As for medical doctors, several of them don't want to go through the process of learning to be a good teacher. IMHO a lot of this is due to the medical culture that puts doctors at the top. IMHO, a valid method is for residents to score the performance of their attendings. I've seen attendings in meetings blow up in anger when they got less than stellar reviews from residents on their teaching. While I was a chief resident, I talked to an attending about the residents' complaints and he said something to the effect that he earned the right to spend less than an hour a day at work, while the residents did everything, and all he wanted to do was sign their notes without even reviewing them with the resident. He mentioned that being an attending was an honor, and that he earned it, and in what I interpreted as his attempt to dampen my concern over this issue, mentioned that I was about to earn this same honor in a few months as if we were colleagues.
(Hmm, well needless to say I was ticked off with this guy.
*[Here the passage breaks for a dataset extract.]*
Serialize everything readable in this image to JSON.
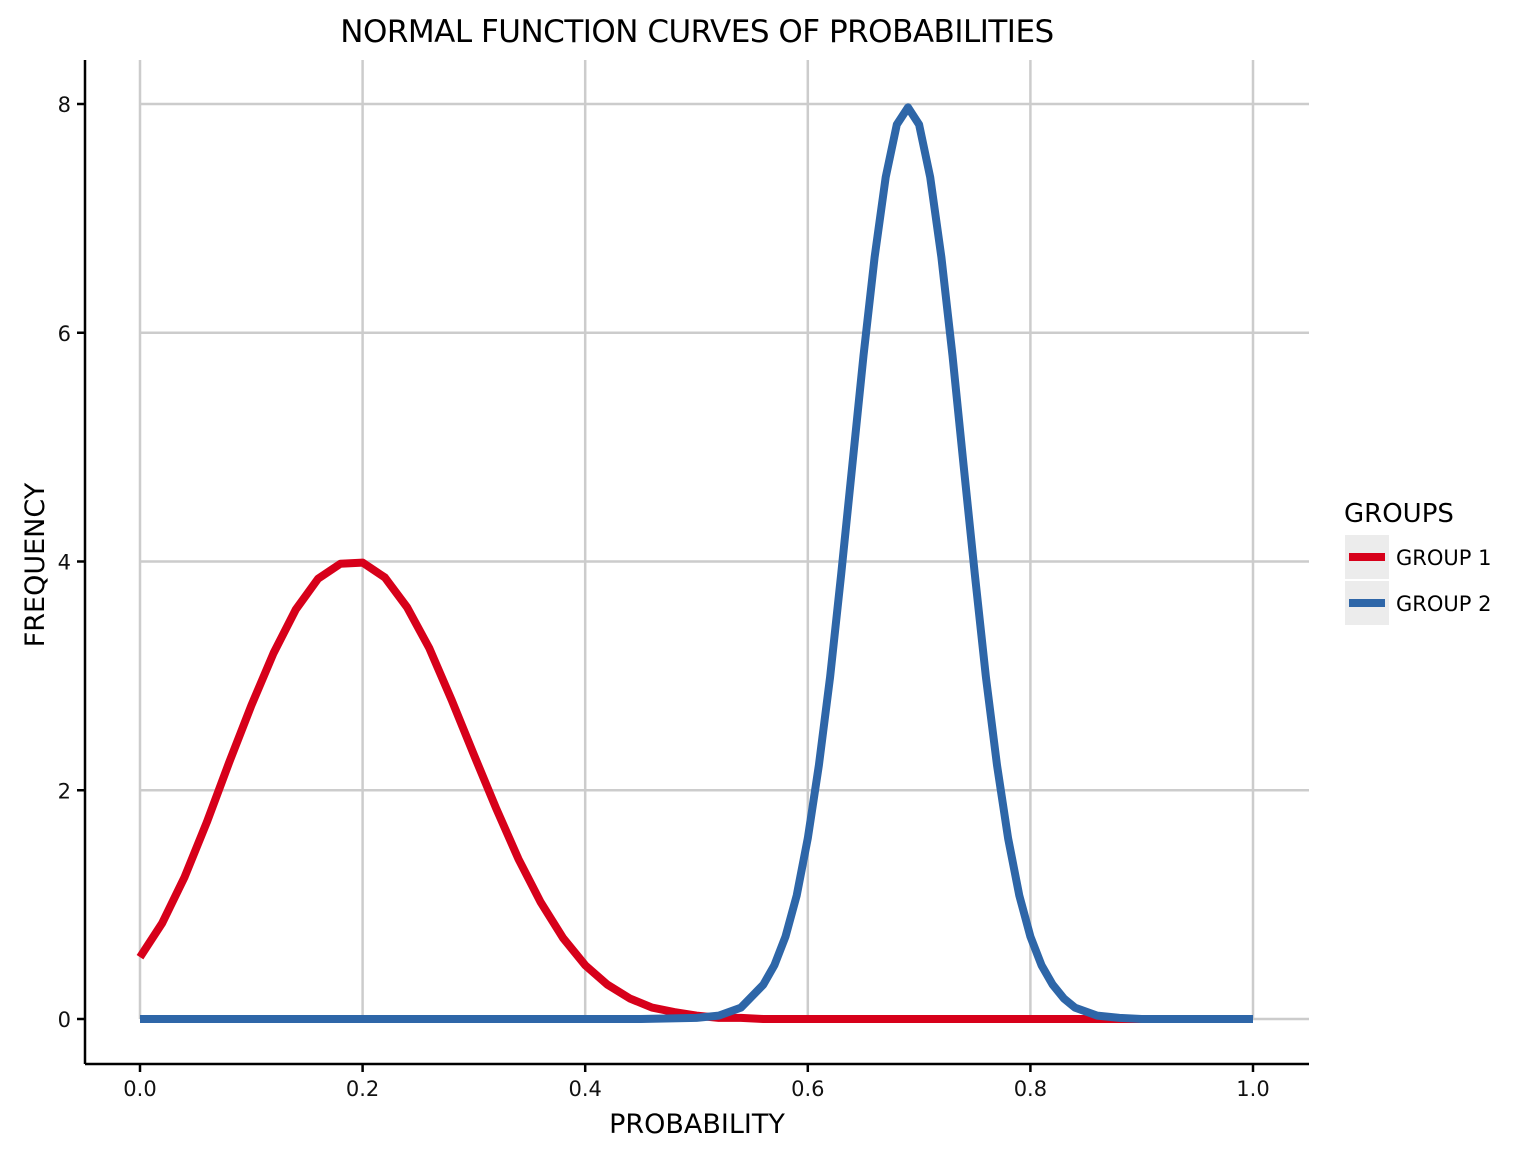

I was even more ticked off that he did this for several several months before anything really happened, but at least at the end of my year, a new department head was hired who told this attending to either do his job or he would be fired. Some people in the program told me later on they had reason to believe he was double dipping--working at two places at once during the same hours.)
(Overall, I thought I was in a great program. Despite I wrote above--which really did happen, I've seen these types of things happen everywhere. The problem IMHO is not that these things happen, but the program's response. Just like a residency program will most likely get a bad resident over a period of time, same goes with attendings. That does not make a program bad. It's a lack of response or a bad response that is bad.)
Bottom line is our education needs to be tough, but IMHO, the education chain is full of conflicts of interest and excessive hazing. To be honest, I actually do think there is some benefit to someone having worked 48 hours straight and some other tough elements of residency. IMHO utilizing a preplanned, occasional fartlek (and yes, that is a real world) to make residents a little tougher is not a bad thing (but with that, the resident should be allowed an extra day off, and a ride home provided by someone else). Problem with that is when it's allowed, several hospitals will push it for the wrong reasons--cheap labor, and lazy attendings.